2023-11-19 17:35:42

by Maxim Levitsky

[permalink] [raw]
Subject: Re: [PATCH 6/9] KVM: x86: Update guest cpu_caps at runtime for dynamic CPUID-based features

On Fri, 2023-11-10 at 15:55 -0800, Sean Christopherson wrote:
> When updating guest CPUID entries to emulate runtime behavior, e.g. when
> the guest enables a CR4-based feature that is tied to a CPUID flag, also
> update the vCPU's cpu_caps accordingly. This will allow replacing all
> usage of guest_cpuid_has() with guest_cpu_cap_has().
>
> Take care not to update guest capabilities when KVM is updating CPUID
> entries that *may* become the vCPU's CPUID, e.g. if userspace tries to set
> bogus CPUID information.
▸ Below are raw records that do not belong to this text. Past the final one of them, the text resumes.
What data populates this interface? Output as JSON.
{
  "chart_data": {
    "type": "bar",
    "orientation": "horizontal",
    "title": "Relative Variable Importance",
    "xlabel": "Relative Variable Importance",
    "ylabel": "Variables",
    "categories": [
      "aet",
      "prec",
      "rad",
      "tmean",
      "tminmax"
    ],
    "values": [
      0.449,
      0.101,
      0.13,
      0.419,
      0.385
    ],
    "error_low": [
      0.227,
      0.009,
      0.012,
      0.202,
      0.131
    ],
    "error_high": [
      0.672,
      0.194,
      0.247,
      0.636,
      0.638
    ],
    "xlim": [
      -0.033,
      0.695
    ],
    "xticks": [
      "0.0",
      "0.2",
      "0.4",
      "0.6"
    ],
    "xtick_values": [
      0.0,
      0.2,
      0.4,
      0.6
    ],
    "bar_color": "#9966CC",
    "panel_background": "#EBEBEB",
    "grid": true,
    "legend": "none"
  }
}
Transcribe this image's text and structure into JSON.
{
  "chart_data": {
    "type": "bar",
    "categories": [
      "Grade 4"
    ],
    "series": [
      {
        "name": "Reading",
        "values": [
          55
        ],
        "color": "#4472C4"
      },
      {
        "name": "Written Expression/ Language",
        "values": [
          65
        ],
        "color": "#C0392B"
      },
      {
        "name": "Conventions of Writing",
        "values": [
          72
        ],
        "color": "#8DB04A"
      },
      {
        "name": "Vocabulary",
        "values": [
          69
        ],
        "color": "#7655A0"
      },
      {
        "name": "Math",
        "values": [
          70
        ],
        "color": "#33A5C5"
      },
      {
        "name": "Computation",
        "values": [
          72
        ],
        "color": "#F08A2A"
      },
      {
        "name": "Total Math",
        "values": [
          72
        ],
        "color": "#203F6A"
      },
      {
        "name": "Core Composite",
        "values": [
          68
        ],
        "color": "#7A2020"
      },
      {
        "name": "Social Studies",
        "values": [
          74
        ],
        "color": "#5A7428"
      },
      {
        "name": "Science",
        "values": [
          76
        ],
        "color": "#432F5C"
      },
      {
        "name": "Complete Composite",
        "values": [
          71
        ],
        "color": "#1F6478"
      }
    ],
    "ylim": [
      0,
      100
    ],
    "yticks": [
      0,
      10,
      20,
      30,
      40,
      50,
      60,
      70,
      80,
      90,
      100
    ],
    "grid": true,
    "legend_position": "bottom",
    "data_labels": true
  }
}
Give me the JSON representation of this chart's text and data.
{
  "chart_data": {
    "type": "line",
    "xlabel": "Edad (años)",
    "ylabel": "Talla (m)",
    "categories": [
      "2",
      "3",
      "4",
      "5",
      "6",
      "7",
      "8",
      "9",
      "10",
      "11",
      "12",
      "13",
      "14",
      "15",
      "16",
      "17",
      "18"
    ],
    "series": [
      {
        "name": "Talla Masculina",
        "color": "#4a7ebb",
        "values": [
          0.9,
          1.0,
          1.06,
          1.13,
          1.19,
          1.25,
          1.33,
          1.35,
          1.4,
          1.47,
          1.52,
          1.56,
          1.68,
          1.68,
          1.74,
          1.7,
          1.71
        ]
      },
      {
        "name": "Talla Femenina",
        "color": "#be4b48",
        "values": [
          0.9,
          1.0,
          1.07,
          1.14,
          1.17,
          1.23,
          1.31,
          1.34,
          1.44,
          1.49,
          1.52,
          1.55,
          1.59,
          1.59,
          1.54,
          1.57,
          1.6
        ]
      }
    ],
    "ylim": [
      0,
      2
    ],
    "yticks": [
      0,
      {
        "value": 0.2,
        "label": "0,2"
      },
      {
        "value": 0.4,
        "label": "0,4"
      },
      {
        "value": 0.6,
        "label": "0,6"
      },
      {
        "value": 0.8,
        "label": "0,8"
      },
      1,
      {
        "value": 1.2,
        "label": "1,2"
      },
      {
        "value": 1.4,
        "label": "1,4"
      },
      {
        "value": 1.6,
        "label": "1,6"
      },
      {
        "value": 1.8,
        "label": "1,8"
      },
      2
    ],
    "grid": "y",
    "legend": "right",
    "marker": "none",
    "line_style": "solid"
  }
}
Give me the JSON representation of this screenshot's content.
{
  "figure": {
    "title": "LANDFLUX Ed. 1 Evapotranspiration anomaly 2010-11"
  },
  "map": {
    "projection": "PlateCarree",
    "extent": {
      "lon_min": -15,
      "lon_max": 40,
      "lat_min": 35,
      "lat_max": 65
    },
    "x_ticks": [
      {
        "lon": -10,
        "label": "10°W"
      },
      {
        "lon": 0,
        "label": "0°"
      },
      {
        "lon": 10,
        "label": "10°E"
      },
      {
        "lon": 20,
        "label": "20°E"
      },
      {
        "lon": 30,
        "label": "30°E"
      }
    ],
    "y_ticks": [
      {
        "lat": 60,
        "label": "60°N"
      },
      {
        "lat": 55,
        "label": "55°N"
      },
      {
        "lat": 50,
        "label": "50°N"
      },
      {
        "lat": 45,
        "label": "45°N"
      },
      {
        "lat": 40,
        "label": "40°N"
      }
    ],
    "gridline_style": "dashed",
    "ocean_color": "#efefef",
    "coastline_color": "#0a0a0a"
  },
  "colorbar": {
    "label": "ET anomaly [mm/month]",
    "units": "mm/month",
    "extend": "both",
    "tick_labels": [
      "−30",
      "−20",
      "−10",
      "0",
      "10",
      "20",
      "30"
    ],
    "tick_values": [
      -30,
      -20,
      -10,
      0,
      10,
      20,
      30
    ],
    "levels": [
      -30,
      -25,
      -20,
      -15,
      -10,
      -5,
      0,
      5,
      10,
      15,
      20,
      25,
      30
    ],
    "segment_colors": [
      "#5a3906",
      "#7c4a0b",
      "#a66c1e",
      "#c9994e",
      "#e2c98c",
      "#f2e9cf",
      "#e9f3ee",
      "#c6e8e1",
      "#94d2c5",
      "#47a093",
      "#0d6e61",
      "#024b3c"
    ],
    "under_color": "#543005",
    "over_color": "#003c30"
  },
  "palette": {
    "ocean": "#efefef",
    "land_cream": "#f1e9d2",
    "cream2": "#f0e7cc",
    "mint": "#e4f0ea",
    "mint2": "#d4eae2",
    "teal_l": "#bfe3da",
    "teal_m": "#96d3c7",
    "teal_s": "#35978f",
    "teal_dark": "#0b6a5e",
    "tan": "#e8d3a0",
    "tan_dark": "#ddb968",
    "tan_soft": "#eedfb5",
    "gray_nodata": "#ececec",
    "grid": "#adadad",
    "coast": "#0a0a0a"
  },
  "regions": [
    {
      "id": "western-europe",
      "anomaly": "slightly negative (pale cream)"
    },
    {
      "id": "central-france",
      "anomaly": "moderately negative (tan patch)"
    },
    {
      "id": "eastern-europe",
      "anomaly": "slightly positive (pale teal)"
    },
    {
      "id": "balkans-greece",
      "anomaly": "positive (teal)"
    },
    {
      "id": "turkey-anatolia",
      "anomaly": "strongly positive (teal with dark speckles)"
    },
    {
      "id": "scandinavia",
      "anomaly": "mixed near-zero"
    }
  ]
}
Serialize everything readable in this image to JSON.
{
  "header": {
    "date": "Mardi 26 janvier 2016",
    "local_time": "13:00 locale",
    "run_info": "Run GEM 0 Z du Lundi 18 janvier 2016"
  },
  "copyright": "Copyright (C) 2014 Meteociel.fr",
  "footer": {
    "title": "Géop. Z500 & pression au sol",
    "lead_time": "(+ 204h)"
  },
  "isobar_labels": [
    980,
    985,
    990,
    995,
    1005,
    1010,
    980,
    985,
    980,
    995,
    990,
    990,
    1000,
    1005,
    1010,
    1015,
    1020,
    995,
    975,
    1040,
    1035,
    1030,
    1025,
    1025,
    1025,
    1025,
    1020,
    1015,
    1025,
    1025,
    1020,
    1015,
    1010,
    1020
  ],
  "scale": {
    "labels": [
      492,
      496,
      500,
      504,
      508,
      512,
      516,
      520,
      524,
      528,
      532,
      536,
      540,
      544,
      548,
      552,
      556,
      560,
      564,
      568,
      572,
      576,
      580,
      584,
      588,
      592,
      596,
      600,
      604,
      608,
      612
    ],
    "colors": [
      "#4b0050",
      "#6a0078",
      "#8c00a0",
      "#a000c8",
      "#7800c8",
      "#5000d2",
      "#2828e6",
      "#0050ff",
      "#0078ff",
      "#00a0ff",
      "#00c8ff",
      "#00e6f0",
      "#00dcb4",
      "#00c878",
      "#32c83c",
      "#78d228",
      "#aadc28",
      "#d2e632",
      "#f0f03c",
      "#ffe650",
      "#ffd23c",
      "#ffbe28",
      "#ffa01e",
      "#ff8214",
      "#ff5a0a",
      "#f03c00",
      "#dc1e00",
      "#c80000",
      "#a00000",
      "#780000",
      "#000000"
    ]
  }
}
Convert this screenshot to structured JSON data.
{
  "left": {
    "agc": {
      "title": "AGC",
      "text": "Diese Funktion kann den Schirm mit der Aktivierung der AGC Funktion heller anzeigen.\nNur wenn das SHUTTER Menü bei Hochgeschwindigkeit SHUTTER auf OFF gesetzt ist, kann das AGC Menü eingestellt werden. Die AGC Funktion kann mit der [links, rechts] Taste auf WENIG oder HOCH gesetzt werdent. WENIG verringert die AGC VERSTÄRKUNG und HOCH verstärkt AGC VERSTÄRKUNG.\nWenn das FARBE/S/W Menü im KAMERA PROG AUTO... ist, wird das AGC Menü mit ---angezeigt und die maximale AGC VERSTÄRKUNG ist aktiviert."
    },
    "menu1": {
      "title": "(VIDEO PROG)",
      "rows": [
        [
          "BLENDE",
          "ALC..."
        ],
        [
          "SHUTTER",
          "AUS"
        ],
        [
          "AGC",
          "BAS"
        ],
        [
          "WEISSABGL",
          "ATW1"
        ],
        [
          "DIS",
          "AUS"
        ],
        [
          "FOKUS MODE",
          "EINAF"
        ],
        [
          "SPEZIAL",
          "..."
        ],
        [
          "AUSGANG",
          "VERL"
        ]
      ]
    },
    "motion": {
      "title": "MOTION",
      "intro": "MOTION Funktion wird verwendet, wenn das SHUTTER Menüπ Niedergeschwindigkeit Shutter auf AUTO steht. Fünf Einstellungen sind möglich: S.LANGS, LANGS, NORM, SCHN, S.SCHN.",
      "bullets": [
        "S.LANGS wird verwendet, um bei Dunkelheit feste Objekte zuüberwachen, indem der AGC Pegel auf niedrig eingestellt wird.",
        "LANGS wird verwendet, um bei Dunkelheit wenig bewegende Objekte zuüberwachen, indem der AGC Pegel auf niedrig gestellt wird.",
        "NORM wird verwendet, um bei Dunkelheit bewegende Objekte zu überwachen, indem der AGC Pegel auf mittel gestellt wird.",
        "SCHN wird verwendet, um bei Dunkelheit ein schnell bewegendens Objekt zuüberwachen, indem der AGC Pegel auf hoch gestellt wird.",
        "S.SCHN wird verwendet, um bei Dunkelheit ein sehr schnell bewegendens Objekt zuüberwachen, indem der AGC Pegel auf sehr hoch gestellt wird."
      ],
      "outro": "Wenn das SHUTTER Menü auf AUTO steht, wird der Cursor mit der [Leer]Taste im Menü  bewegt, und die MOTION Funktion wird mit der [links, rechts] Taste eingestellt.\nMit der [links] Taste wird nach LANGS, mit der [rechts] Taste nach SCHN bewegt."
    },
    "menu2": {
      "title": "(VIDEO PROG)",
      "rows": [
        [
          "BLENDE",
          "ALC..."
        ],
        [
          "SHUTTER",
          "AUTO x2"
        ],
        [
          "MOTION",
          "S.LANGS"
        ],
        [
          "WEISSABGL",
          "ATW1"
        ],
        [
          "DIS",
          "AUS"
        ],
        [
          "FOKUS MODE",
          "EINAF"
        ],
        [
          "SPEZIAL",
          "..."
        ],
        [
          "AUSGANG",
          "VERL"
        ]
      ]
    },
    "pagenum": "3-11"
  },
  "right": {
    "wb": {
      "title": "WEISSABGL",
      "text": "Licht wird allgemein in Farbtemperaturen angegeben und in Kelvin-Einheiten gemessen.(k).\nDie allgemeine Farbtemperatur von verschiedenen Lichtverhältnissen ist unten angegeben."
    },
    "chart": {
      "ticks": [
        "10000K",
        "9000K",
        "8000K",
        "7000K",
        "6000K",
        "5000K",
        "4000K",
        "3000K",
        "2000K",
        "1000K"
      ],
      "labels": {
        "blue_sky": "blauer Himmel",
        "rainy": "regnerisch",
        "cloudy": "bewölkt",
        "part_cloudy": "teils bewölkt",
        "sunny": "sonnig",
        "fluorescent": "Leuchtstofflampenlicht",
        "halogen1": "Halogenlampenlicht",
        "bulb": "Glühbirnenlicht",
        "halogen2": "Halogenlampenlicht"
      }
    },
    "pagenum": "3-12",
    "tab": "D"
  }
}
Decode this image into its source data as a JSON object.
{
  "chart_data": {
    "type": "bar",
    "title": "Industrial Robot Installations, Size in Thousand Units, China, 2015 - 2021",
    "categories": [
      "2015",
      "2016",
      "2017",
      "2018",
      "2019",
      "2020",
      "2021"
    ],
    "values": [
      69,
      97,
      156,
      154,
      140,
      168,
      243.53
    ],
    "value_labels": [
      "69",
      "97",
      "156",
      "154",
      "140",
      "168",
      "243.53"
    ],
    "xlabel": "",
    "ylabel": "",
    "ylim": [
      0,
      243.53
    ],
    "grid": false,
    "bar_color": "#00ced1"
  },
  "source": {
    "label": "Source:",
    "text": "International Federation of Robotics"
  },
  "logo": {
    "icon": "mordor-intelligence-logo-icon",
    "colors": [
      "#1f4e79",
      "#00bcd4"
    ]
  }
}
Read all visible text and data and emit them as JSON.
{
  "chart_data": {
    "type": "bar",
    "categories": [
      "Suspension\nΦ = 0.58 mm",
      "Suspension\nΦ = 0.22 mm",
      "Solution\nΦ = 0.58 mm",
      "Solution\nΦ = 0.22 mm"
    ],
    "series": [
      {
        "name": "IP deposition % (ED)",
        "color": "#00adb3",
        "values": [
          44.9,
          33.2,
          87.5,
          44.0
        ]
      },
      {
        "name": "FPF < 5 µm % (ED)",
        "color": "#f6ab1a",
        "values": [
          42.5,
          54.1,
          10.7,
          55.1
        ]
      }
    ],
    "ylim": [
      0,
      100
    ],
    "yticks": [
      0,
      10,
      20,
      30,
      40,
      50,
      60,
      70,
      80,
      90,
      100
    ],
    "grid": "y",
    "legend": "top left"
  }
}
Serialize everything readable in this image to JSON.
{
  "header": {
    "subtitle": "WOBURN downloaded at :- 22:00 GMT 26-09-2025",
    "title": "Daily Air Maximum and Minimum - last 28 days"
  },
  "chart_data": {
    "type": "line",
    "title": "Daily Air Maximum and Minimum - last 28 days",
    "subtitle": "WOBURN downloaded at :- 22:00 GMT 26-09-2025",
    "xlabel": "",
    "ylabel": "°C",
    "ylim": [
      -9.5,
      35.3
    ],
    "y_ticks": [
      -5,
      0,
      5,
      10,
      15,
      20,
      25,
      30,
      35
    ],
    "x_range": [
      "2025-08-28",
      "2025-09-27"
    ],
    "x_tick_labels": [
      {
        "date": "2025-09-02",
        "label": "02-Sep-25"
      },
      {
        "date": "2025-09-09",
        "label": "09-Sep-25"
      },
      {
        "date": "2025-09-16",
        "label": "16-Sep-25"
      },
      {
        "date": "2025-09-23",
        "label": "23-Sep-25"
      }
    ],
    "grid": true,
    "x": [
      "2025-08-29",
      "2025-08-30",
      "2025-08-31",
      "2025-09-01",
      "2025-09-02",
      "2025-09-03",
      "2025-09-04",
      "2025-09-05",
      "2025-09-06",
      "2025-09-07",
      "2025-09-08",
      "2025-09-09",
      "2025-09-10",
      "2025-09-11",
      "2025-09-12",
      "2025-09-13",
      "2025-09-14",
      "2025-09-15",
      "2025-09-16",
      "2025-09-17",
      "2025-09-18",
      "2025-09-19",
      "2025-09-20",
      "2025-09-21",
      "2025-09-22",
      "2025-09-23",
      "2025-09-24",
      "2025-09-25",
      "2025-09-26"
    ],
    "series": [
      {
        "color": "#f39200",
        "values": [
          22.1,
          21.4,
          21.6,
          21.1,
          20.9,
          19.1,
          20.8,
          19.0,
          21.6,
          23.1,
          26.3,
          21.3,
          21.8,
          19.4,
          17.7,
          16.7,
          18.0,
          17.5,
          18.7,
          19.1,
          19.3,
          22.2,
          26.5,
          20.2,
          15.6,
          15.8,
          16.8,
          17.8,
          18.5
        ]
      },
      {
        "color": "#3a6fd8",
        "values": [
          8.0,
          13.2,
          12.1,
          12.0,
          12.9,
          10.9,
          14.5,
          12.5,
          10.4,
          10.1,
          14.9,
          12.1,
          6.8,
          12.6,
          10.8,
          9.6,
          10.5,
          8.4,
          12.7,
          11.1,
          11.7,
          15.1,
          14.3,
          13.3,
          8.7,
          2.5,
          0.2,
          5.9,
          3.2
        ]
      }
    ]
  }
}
No extra call to update cpu_caps is needed as
> the cpu_caps are initialized from the incoming guest CPUID, i.e. will
> automatically get the updated values.
>
> Note, none of the features in question use guest_cpu_cap_has() at this
> time, i.e. aside from settings bits in cpu_caps, this is a glorified nop.
>
> Signed-off-by: Sean Christopherson <[email protected]>
> ---
> arch/x86/kvm/cpuid.c | 48 +++++++++++++++++++++++++++++++-------------
> 1 file changed, 34 insertions(+), 14 deletions(-)
>
> diff --git a/arch/x86/kvm/cpuid.c b/arch/x86/kvm/cpuid.c
> index 36bd04030989..37a991439fe6 100644
> --- a/arch/x86/kvm/cpuid.c
> +++ b/arch/x86/kvm/cpuid.c
> @@ -262,31 +262,48 @@ static u64 cpuid_get_supported_xcr0(struct kvm_cpuid_entry2 *entries, int nent)
> return (best->eax | ((u64)best->edx << 32)) & kvm_caps.supported_xcr0;
> }
>
> +static __always_inline void kvm_update_feature_runtime(struct kvm_vcpu *vcpu,
> + struct kvm_cpuid_entry2 *entry,
> + unsigned int x86_feature,
> + bool has_feature)
> +{
> + if (entry)
> + cpuid_entry_change(entry, x86_feature, has_feature);
> +
> + if (vcpu)
> + guest_cpu_cap_change(vcpu, x86_feature, has_feature);
> +}
> +
> static void __kvm_update_cpuid_runtime(struct kvm_vcpu *vcpu, struct kvm_cpuid_entry2 *entries,
> int nent)
> {
> struct kvm_cpuid_entry2 *best;
> + struct kvm_vcpu *caps = vcpu;
> +
> + /*
> + * Don't update vCPU capabilities if KVM is updating CPUID entries that
> + * are coming in from userspace!
> + */
> + if (entries != vcpu->arch.cpuid_entries)
> + caps = NULL;

I think that this should be decided by the caller. Just a boolean will suffice.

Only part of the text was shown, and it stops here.